Now, you *could* do this with shell scripts as well - infact the netifrc stuff in Gentoo has the tooling for it.

I know, because I originally wrote it. But it's really overly complex and also quite slow at switching between network states when you want a solution like you describe.

It also works like dhcpcd, so that the wifi isn't really down as such, it's just not preferred when ethernet is up.

Good luck!

----------

## Syl20

On my laptop, as I need to be able to choose which network (my own wired network, my own wifi, another wired or wifi network, through my smartphone as a modem, or... nothing) I want to use all the time, and start or stop some services and tune some config files according to the network I choose, I use a home-made pair of scripts.

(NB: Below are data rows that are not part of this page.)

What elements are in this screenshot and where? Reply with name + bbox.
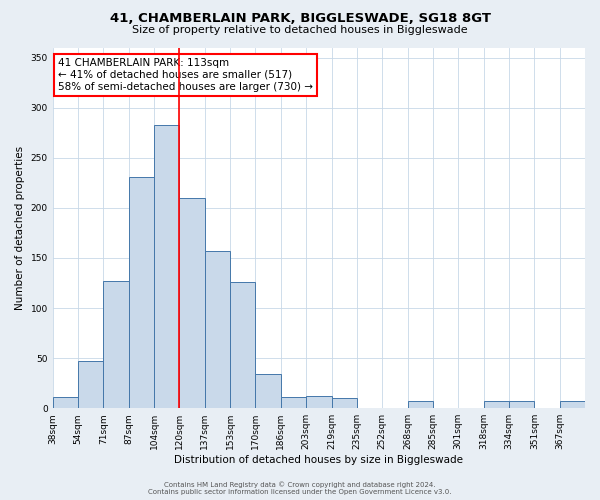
Text: Contains public sector information licensed under the Open Government Licence v3: Contains public sector information licen…: [148, 489, 452, 495]
Bar: [306, 396, 332, 408]
Bar: [154, 124, 179, 408]
Bar: [78, 361, 103, 408]
Bar: [484, 401, 509, 408]
Bar: [560, 401, 585, 408]
Bar: [53, 397, 78, 408]
Bar: [103, 281, 129, 408]
Bar: [256, 374, 281, 408]
X-axis label: Distribution of detached houses by size in Biggleswade: Distribution of detached houses by size …: [175, 455, 463, 465]
Text: Contains HM Land Registry data © Crown copyright and database right 2024.: Contains HM Land Registry data © Crown c…: [164, 481, 436, 488]
Text: Size of property relative to detached houses in Biggleswade: Size of property relative to detached ho…: [132, 25, 468, 35]
Bar: [205, 251, 230, 408]
Bar: [230, 282, 256, 408]
Text: 41, CHAMBERLAIN PARK, BIGGLESWADE, SG18 8GT: 41, CHAMBERLAIN PARK, BIGGLESWADE, SG18 …: [110, 12, 491, 26]
Bar: [509, 401, 535, 408]
Text: 41 CHAMBERLAIN PARK: 113sqm
← 41% of detached houses are smaller (517)
58% of se: 41 CHAMBERLAIN PARK: 113sqm ← 41% of det…: [58, 58, 313, 92]
Bar: [281, 397, 306, 408]
Bar: [179, 198, 205, 408]
Bar: [332, 398, 357, 408]
Bar: [129, 177, 154, 408]
Bar: [407, 401, 433, 408]
Y-axis label: Number of detached properties: Number of detached properties: [15, 146, 25, 310]
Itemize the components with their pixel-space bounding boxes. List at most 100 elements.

The first one is run by me, as a regular user, asks me what to do, via zenity menus, and launches the second one with some parameters, via sudo. To ease its use, I added a .desktop file on my desktop, and I defined an autostarting application in my desktop manager. So the first window I see when I log in is the network chooser.

The second script reads the first's parameters, unloads and loads the appropriate kernel modules (then, I'm sure there is at best one, and only one, network interface up), unloads and loads the appropriate netfilter rules, sets the network configuration or launches wicd (it's easier to configure an unknown and one-shot network), changes the appropriate parameters inside the appropriate config files (NTP servers, SMTP relay, and so on), and stops and starts the appropriate services (SSH server, monitoring agents, and so on).

At the same time, I disabled all the net.* and the network-related services in all the runlevels. One unexpected result is a really fast boot.

I don't have my laptop on hand, so I can't share these scripts now. Anyway, as they're heavily customized (and awfully nasty, I guess...), I wonder if someone else can use them as is...

----------

## UberLord

That's a good point about SSID selection via UI.

I edited my original post to include a profile for home SSID to ping the same router in case of conflict.

You can also run dhcpcd-gtk+ or dhcpcd-qt from the dhcpcd-ui package in place of wicd (wicd does NOT support dhcpcd using IPv6 btw because wicd has a strange idea of how dhcpcd works) or network manager or other tools.

----------

## krinn

i would check in preup() state if cable is sense, i didn't test, but some mii-tool eth0 | grep "link ok" should build your if an ethernet connection is available, 

as i assume if a cable is plug, i would be able to configure and bring ethernet up, and without cable, no need to check anymore and better switch to wireless

----------